As Brazil’s new soybean crop gets planted, currently favorable growing conditions along with increased acreage could produce yet another record harvest.
That development comes as US soybean stocks are seen dropping to an eight-year low on the back of a disappointing crop, as Gro wrote about here. Another bumper harvest out of Brazil would also maintain the country as the world’s No. 1 soybean exporter. Brazil’s soybean exports to China, the biggest importer, jumped by 27% to a record high in January-August 2023 from a year earlier, as seen in this Gro display.
In Brazil’s Center-West states of Goiás, Mato Grosso, and Mato Grosso do Sul — which together account for about 50% of Brazil’s total soybean output — abundant rainfall has created favorable planting conditions, as can be seen with Gro’s Climate Risk Navigator for Agriculture, weighted for the three states’ soybean areas. However, recent high temperatures have drawn down soil moisture reserves, and additional rainfall — which Gro’s two-week forecast currently predicts will be below normal — will be needed for the crop to thrive.

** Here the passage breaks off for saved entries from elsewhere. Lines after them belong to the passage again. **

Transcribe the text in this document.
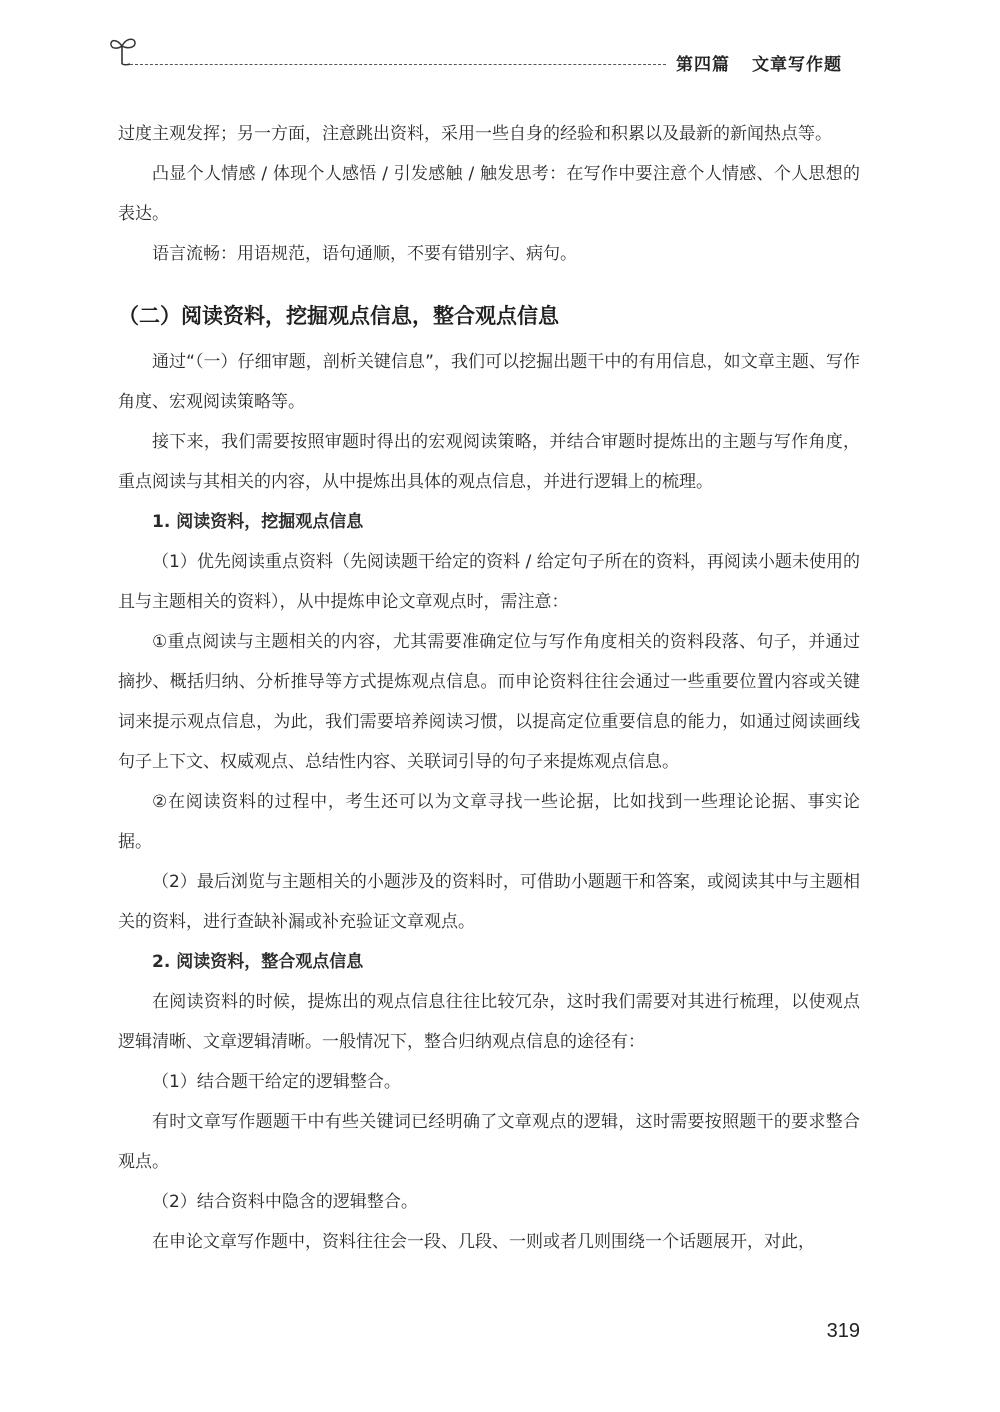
第四篇 文章写作题

过度主观发挥；另一方面，注意跳出资料，采用一些自身的经验和积累以及最新的新闻热点等。

凸显个人情感 / 体现个人感悟 / 引发感触 / 触发思考：在写作中要注意个人情感、个人思想的表达。

语言流畅：用语规范，语句通顺，不要有错别字、病句。

（二）阅读资料，挖掘观点信息，整合观点信息

通过“（一）仔细审题，剖析关键信息”，我们可以挖掘出题干中的有用信息，如文章主题、写作角度、宏观阅读策略等。

接下来，我们需要按照审题时得出的宏观阅读策略，并结合审题时提炼出的主题与写作角度，重点阅读与其相关的内容，从中提炼出具体的观点信息，并进行逻辑上的梳理。

1. 阅读资料，挖掘观点信息

（1）优先阅读重点资料（先阅读题干给定的资料 / 给定句子所在的资料，再阅读小题未使用的且与主题相关的资料），从中提炼申论文章观点时，需注意：

①重点阅读与主题相关的内容，尤其需要准确定位与写作角度相关的资料段落、句子，并通过摘抄、概括归纳、分析推导等方式提炼观点信息。而申论资料往往会通过一些重要位置内容或关键词来提示观点信息，为此，我们需要培养阅读习惯，以提高定位重要信息的能力，如通过阅读画线句子上下文、权威观点、总结性内容、关联词引导的句子来提炼观点信息。

②在阅读资料的过程中，考生还可以为文章寻找一些论据，比如找到一些理论论据、事实论据。

（2）最后浏览与主题相关的小题涉及的资料时，可借助小题题干和答案，或阅读其中与主题相关的资料，进行查缺补漏或补充验证文章观点。

2. 阅读资料，整合观点信息

在阅读资料的时候，提炼出的观点信息往往比较冗杂，这时我们需要对其进行梳理，以使观点逻辑清晰、文章逻辑清晰。一般情况下，整合归纳观点信息的途径有：

（1）结合题干给定的逻辑整合。

有时文章写作题题干中有些关键词已经明确了文章观点的逻辑，这时需要按照题干的要求整合观点。

（2）结合资料中隐含的逻辑整合。

在申论文章写作题中，资料往往会一段、几段、一则或者几则围绕一个话题展开，对此，

319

El Niño could make a difference in the crop’s outcome. The global climate event historically has brought higher precipitation to Brazil’s croplands, though mostly in southern states. Indeed, Gro’s long-term forecasts currently point to wetter-than-average weather in the country’s south for the October-December period, but drier-than-normal weather in the central states of Mato Grosso and Goiás.
This year’s onset of El Niño could mark a sharp departure from three consecutive years of La Niña, which brought drought to the region, especially to Argentina. Dry conditions hammered Argentina’s corn production last year and continue to plague the country’s cropland this year, as Gro wrote about here. An El Niño-induced return to greater rainfall would be a welcome development.
Much wetter conditions prevail in Brazil’s south. In Rio Grande do Sul, which accounts for as much as 15% of the country’s total soybeans, both accumulated precipitation and soil moisture levels are above historical averages and additional rain is forecast through mid-October, as shown in this Gro Navigator display. Soybean planting starts later in southern states and overly wet and cool conditions could delay operations.
Brazil’s soybean acreage has increased every year since 2007, as shown by Gro’s Brazil Soybean Monitor. The Monitor also contains Gro’s Brazil Soybean Yield Forecast Model, which will go live once the crop gets established in December. IBGE, the Brazilian statistics agency, estimates soybean planted area will increase another 6.5% in the current season.